The episode concluded with a critique of potential financial motivations behind U.S. military actions in Iran, pointing to investments by Trump family members in defense technology companies as a troubling dynamic.

Key Insights

Key Questions Answered

What does Mark Zandi predict about $4 gas prices on Prof G Markets?

Mark Zandi estimated that gas prices reaching $4 per gallon could cost U.S. consumers $200 billion annually and add $1,000 to the average household's expenses. He also warned about broader inflationary impacts on food, shipping, and airfare.

How did Oracle's earnings address AI growth concerns?

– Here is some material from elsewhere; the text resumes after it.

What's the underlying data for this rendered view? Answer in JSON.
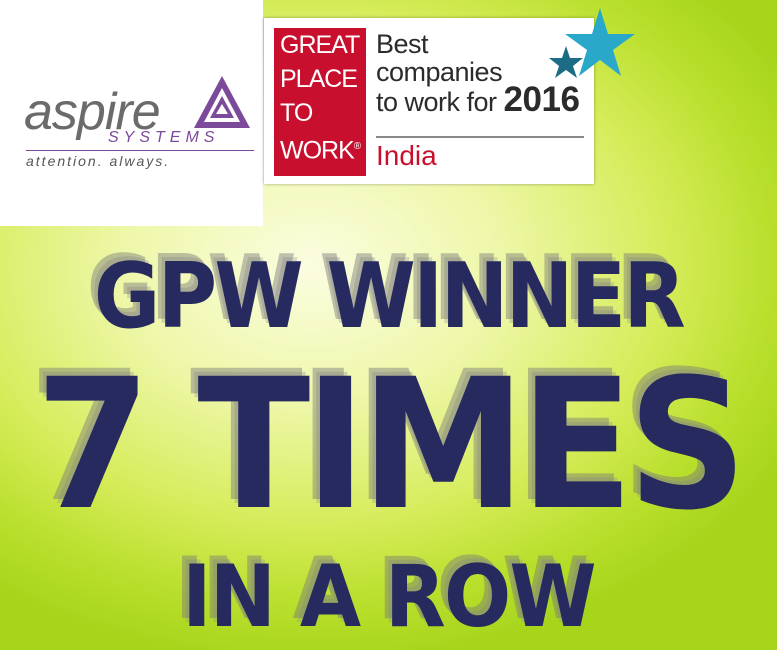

Oracle reported a 44% increase in cloud revenue and a 325% rise in remaining performance obligations, reaching $553 billion. The company mitigated risks by diversifying its customer base and structuring contracts with prepayments and customer-provided chips.

What are the geopolitical implications of the Iran conflict discussed on Prof G Markets?

The episode suggested that U.S. military actions in Iran may be financially motivated, with Trump family investments in defense companies benefiting directly from the conflict. Rising oil prices were also linked to political and economic instability.